Lella Meryem se désintéresse des esclaves et des travaux domestiques. Dada, la nourrice de Mouley Abdallah, s’y entend, grâce à Dieu, beaucoup mieux qu’elle. La couture et la broderie sont, pour sa vivacité, de trop calmes distractions. Les visiteuses viennent bien rarement, à son gré, lui apporter les nouvelles des autres harems.

Ô Prophète ! que les heures sont lentes !

Lella Meryem monte aux salles du premier étage, s’accroupit sur les divans, bâille, puis redescend. Elle envoie une esclave chez Lella Fatima Zohra, et une autre dans sa famille.
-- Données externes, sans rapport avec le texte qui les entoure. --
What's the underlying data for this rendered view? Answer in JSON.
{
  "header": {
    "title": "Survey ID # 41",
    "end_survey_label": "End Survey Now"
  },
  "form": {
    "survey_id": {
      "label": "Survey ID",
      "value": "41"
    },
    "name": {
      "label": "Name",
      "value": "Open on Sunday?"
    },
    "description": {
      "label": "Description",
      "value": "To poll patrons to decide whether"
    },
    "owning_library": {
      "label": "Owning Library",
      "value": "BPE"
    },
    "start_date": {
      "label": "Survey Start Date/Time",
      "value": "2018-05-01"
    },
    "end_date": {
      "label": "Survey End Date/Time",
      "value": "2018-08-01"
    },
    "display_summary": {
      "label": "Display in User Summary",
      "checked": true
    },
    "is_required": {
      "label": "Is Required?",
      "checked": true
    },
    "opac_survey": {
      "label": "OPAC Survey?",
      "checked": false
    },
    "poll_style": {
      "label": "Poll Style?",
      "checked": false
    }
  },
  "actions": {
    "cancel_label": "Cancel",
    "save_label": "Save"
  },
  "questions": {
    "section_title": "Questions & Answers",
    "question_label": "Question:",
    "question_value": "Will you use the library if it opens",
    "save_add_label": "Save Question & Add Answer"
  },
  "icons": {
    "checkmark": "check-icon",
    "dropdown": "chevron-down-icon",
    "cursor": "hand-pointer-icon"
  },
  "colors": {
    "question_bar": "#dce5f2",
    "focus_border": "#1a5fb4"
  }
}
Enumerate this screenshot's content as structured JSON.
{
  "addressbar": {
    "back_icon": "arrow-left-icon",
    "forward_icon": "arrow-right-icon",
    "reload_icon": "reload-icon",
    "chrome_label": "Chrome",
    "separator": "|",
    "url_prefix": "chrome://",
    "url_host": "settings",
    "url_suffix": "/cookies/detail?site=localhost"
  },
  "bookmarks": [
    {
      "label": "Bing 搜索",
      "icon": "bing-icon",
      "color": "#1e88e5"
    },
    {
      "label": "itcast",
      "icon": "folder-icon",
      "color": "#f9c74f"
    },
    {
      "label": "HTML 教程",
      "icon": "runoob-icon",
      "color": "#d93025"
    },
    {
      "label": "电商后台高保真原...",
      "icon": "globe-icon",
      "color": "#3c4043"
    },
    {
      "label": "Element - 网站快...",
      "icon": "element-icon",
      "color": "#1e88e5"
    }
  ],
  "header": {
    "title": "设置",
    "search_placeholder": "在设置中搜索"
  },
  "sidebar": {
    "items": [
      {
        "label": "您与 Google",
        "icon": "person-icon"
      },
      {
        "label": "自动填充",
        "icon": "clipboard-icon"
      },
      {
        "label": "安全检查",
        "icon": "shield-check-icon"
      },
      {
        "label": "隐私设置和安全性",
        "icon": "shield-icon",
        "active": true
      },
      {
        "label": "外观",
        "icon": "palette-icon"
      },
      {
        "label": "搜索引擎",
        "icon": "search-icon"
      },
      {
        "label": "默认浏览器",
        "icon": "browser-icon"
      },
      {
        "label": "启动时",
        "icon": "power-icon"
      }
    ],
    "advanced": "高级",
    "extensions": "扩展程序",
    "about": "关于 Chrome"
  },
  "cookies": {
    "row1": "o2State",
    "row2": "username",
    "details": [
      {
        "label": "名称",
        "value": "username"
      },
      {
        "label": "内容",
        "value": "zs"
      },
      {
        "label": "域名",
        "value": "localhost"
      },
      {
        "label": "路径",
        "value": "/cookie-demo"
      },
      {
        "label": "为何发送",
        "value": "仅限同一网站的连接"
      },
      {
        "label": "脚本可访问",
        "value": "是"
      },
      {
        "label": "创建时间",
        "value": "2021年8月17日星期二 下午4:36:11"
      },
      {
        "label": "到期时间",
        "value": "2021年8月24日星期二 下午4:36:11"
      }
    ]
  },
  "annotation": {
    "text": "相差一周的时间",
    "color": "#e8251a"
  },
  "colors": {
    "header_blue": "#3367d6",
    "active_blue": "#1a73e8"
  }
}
Au retour des négresses, elle commente indéfiniment de très petits incidents.

Le repas arrive enfin. Il se prolonge, il prend une importance extrême dans la monotonie du temps.

Les plats ont été portés d’abord au Chérif et à ses hôtes habituels. Une épouse ne leur connaît jamais que cet air ravagé, cet écartèlement des viandes dont il manque les meilleurs morceaux.

Lella Meryem déjeune toute seule, nulle femme de sa maison ne pouvant prétendre à l’honneur de manger avec la très noble petite Chérifa. Elle picore, de-ci, de-là, pour s’amuser, sans réel appétit. Après elle, les mets seront servis, par ordre hiérarchique, aux divers groupes de parentes pauvres, de servantes et d’esclaves qui composent son entourage. Et il ne reste guère que des os nageant dans un peu de sauce, lorsqu’ils parviennent au petit cercle vorace des trois négrillons et de la jeune Saïda.

La journée se dévide sans hâte, tel un écheveau pesant. Lella Meryem prend le thé, bavarde, rit et s’ennuie. De vagues rumeurs arrivent à elle, à travers les murs. Qu’est-ce que cela ?… Elle dépêche à la porte Miloud le petit nègre.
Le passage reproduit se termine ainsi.